Last year, we counted between 20 and 30 state legislatures considering bills that mandate labeling on genetically engineered foods or foods containing genetically modified organisms (GMOs). Still a hot-topic, many labeling laws are working their way through statehouses all over the nation – even in farm country.
In the past month or so, governors in Connecticut and Maine signed GMO labeling bills into law. Other Northeastern states are required to have similar laws on the books, though, for these rules to go into effect.
Here’s how GMO labeling bills are faring throughout the Midwest:
Missouri
In early January, Sen. Jamilah Nasheed, a state senator from St. Louis, re-introduced a bill that would require labeling on genetically engineered meat or fish grown and sold in Missouri.

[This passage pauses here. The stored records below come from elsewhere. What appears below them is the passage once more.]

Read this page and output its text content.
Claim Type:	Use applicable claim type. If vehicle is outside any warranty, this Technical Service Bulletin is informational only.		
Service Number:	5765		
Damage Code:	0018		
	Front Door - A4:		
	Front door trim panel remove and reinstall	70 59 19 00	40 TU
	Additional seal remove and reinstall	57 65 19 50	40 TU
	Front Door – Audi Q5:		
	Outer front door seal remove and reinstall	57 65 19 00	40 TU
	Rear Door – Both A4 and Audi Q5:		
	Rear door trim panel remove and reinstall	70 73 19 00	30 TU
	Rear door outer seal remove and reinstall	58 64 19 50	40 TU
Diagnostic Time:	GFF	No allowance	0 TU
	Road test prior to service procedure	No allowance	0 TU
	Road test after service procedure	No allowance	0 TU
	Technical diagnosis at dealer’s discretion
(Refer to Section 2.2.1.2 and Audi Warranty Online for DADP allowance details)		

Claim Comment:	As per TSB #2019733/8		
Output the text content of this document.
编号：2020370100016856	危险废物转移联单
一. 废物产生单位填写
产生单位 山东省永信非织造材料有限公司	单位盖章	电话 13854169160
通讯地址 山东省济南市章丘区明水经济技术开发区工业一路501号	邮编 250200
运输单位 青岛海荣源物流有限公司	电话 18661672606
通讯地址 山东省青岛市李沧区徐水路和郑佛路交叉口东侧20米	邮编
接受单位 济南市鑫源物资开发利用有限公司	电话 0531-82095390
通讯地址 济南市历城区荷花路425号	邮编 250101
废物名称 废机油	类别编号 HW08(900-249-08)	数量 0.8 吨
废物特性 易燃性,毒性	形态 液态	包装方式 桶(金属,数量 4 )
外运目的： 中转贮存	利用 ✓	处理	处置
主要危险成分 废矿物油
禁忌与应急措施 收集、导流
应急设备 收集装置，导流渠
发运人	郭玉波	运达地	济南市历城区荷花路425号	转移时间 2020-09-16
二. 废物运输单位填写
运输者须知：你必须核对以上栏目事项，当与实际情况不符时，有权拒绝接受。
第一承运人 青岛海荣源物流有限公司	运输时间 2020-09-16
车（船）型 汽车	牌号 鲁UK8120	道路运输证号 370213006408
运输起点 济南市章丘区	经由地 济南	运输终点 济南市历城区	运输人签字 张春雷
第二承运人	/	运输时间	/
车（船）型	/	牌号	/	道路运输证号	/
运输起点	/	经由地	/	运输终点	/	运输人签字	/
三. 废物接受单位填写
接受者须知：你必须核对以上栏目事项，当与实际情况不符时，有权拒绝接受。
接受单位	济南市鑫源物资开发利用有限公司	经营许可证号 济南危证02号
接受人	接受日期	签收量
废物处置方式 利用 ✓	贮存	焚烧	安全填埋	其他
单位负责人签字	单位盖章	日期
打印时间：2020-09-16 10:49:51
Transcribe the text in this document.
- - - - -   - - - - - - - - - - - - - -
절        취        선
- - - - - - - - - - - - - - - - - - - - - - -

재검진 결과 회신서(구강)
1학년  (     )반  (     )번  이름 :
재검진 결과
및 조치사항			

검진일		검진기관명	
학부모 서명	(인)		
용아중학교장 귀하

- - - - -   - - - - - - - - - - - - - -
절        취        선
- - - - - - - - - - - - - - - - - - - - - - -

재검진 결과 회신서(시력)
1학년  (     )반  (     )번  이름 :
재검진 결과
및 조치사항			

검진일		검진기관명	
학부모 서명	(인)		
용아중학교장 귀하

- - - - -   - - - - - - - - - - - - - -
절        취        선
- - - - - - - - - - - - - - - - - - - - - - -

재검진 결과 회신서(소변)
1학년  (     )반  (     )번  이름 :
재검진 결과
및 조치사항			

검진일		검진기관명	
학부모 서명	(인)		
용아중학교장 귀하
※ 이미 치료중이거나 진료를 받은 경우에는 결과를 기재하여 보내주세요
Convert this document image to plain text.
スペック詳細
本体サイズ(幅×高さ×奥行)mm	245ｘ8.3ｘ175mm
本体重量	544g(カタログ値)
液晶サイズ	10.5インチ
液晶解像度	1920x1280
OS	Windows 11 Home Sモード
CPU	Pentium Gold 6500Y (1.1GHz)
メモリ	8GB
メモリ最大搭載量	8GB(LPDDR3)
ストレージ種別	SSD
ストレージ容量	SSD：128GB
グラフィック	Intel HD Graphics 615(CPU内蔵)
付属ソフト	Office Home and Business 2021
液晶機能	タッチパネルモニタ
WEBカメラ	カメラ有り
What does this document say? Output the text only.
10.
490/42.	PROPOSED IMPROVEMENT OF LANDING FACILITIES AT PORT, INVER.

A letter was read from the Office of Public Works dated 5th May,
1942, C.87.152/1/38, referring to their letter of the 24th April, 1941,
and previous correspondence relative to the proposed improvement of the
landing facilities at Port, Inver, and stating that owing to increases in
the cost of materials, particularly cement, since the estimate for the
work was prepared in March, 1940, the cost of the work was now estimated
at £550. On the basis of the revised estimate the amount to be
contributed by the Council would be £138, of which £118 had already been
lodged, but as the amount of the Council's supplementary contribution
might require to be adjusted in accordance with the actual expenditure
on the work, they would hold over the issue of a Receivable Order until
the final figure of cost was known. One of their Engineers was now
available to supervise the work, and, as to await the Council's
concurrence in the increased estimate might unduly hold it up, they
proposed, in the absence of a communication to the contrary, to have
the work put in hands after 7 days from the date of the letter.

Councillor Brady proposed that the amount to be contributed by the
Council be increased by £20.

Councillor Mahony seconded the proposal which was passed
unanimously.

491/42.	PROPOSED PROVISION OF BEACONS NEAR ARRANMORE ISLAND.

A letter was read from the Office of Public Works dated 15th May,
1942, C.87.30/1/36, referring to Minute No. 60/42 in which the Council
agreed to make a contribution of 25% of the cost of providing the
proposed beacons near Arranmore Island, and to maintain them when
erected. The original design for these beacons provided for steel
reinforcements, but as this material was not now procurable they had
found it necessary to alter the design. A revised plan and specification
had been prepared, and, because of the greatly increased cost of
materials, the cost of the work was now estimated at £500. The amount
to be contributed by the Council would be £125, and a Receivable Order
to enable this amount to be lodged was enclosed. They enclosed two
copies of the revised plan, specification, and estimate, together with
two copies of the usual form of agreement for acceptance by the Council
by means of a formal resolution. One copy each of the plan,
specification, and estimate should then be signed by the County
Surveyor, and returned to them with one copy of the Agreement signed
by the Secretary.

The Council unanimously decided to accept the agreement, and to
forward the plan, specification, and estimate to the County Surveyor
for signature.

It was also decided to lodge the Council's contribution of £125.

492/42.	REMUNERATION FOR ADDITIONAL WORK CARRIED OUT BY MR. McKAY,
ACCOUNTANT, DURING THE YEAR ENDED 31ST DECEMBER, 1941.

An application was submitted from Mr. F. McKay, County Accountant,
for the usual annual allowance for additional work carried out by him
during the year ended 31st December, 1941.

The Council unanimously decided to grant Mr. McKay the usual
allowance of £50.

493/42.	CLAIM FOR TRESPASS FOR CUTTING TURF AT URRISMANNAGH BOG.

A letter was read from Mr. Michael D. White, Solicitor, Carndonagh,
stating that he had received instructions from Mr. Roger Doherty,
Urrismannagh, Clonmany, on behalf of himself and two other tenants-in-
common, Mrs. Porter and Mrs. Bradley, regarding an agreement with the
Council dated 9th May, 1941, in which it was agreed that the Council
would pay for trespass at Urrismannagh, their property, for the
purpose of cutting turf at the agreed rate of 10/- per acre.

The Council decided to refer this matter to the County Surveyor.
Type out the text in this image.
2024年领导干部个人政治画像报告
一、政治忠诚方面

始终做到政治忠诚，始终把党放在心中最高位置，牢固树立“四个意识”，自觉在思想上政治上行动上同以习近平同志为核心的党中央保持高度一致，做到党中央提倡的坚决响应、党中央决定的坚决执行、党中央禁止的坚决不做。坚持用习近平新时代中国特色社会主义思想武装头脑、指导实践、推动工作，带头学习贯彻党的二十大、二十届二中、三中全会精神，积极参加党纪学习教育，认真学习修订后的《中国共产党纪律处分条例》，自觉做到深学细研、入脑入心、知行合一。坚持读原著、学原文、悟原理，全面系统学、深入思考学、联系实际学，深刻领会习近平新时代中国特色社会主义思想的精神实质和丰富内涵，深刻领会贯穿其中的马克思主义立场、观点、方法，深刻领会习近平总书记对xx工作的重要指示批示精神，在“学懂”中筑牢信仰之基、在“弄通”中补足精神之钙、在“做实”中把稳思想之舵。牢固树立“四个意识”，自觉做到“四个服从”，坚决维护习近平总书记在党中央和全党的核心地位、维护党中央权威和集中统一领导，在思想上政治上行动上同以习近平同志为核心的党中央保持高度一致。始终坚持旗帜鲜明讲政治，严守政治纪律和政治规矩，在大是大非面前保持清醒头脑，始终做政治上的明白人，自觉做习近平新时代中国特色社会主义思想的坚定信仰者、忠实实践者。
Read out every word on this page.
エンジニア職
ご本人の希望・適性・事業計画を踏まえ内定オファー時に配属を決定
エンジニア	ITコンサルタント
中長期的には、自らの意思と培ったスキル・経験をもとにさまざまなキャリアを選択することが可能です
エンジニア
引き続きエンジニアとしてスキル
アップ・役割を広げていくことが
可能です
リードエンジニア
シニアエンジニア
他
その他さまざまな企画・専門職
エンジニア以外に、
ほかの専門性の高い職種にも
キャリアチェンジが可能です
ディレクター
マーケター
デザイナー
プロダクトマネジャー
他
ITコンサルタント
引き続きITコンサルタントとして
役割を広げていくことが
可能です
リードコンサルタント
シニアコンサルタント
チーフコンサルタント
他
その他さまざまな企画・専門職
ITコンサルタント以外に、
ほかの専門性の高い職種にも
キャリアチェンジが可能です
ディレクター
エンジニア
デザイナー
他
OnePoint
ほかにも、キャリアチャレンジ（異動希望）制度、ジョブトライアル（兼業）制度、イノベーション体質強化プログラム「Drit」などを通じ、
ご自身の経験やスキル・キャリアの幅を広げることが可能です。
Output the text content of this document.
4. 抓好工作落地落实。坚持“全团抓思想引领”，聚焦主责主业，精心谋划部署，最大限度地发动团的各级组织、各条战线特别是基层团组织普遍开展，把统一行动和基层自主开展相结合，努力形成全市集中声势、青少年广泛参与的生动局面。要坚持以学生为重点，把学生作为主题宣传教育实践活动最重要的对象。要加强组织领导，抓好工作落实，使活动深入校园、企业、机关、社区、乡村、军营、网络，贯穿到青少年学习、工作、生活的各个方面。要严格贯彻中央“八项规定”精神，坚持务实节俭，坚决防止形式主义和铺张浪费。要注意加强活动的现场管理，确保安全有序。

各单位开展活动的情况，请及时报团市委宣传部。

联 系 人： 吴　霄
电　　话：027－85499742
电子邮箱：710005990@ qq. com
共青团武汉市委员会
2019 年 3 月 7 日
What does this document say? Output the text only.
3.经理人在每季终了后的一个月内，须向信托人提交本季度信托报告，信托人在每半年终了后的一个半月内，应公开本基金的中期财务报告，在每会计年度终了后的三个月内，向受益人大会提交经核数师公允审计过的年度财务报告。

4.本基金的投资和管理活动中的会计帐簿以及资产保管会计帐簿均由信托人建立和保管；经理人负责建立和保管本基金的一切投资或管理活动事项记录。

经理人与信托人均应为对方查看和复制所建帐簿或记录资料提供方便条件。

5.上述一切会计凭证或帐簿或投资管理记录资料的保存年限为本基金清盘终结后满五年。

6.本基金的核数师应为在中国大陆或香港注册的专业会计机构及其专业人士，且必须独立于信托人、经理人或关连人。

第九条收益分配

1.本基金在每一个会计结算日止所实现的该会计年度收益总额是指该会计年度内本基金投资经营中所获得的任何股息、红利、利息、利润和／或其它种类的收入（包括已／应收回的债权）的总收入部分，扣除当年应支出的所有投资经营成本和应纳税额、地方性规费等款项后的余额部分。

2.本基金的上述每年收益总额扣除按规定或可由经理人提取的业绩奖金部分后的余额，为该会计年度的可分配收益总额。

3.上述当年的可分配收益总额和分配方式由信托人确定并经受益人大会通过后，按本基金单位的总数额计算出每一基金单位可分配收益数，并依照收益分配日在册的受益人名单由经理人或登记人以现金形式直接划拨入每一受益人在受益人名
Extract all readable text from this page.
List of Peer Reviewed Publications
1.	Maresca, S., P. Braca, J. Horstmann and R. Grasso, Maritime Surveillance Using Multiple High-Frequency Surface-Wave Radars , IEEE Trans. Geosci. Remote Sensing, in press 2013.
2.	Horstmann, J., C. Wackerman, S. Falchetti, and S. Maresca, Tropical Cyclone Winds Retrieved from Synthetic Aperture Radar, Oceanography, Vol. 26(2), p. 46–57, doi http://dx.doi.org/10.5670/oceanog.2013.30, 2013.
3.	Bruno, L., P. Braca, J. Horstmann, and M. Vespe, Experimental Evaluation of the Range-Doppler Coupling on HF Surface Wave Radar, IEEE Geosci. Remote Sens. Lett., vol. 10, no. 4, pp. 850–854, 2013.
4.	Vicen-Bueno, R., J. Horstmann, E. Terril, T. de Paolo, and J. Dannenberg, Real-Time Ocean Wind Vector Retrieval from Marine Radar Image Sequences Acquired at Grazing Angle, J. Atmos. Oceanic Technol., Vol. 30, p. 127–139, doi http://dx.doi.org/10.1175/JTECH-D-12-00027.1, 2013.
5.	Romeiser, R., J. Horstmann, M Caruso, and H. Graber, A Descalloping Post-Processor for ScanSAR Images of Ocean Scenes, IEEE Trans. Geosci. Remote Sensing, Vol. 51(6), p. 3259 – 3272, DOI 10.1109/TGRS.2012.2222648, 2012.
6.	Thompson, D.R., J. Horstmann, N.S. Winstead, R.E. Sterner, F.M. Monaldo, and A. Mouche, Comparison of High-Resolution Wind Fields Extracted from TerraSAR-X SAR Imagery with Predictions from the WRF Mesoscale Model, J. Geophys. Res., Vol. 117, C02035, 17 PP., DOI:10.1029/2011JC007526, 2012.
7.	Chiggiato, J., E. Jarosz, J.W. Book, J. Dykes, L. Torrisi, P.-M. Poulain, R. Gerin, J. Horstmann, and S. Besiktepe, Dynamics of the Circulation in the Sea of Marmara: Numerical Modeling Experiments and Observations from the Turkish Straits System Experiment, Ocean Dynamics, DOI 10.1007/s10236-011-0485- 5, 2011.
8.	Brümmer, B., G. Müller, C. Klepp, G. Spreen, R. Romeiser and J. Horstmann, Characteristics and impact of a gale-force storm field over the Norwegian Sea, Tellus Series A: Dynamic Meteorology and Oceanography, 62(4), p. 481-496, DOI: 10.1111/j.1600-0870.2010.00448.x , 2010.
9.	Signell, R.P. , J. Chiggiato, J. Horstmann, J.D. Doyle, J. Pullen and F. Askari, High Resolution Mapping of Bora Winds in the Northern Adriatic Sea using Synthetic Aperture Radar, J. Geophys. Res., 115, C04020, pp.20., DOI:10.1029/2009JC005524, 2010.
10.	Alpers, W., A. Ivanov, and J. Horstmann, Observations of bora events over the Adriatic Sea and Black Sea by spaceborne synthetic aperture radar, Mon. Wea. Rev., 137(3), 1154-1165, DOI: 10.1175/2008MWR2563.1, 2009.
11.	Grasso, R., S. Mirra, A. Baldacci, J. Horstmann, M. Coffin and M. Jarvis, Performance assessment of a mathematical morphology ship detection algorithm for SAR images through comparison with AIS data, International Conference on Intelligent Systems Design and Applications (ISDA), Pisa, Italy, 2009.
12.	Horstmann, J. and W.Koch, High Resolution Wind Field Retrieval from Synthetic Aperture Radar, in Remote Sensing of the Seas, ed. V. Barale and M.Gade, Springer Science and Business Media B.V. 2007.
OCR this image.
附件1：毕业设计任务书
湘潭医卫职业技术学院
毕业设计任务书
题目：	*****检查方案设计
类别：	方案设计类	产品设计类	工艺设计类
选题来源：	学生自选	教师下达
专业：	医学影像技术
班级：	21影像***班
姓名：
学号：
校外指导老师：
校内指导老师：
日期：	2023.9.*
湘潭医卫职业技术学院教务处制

There’s currently no such meat or fish for human consumption on the market. Sen. Nasheed made waves last January when she first filed her GMO labeling bill under the name SB 155. But the bill did not make it out of the Agriculture, Food Production and Outdoor Resources committee while the state Senate was in session. SB 155, which Nasheed has re-filed as SB 533, could meet a similar fate this year in Missouri’s Republican-controlled Senate.
Illinois
David Koehler, a state senator from Peoria, introduced SB 1666 last February, which would require any foods sold in Illinois that are “entirely or partially produced with genetic engineering” to be labeled. The bill picked up about a dozen sponsors last year and Koehler told the Peoria Journal Star this week that he planned to continue to work on getting the bill passed in 2014.
"I'm dealing with this strictly as a consumer right-to-know bill," Koehler told the Journal Star. “I'm not saying ‘Yea’ or ‘Nay’ to the health risks. I'm saying, ‘Consumers have a right to know and they can make up their own mind.’"
The companion bill to SB 1666 in the Illinois state House is HB 3085, which was introduced by State Rep. Deborah Mell last spring.
Colorado
As Luke Runyon reported in December, labeling advocates in Colorado are hoping to get an initiative on the 2014 ballot that would require the labeling of genetically engineered foods beginning in January 2016. The group Right to Know Colorado still needs to get the labeling ballot measure proposal approved before it begins collecting 86,000 signatures to land the initiative on the ballot. Last year, state Rep. Jeanne Labuda introduced the GMO labeling bill HB 1192 only to have it die in committee. Now Labuda’s introduced another bill, HB 1058, that would create a voluntary GMO labeling program. Although labeling ballot measures were not successful in California in 2012 (Prop 37) or in Washington state in 2013 (Initiative 522), the votes were pretty darn close.
Iowa
State Sen. Joe Bolkcom introduced SF 194 in February 2013, which would have required labeling for all foods containing more than nine-tenths of 1 percent of genetically engineered ingredients. The bill died in committee during the session, though, and has not yet been re-introduced. The Iowa Corn Growers Association, the Agribusiness Association of Iowa/Iowa Seed Association, the Iowa Biotechnology Association, Monsanto, DuPont, Kraft Foods and the Iowa Grocery Industry Association were among those that lobbied against the bill.
National
There is also federal legislation that’s been introduced that would require the FDA to label genetically engineered foods. HR 1699 was introduced in April by Oregon Rep. Peter DeFazio, and now has 49 co-sponsors. California Sen. Barbara Boxer introduced the companion bill,S 809, which has 15 co-sponsors. Both bills are now in committee. Debate on this legislation may heat up when FDA announces its verdict soon on whether or not to approve genetically engineered AquAdvantage salmon.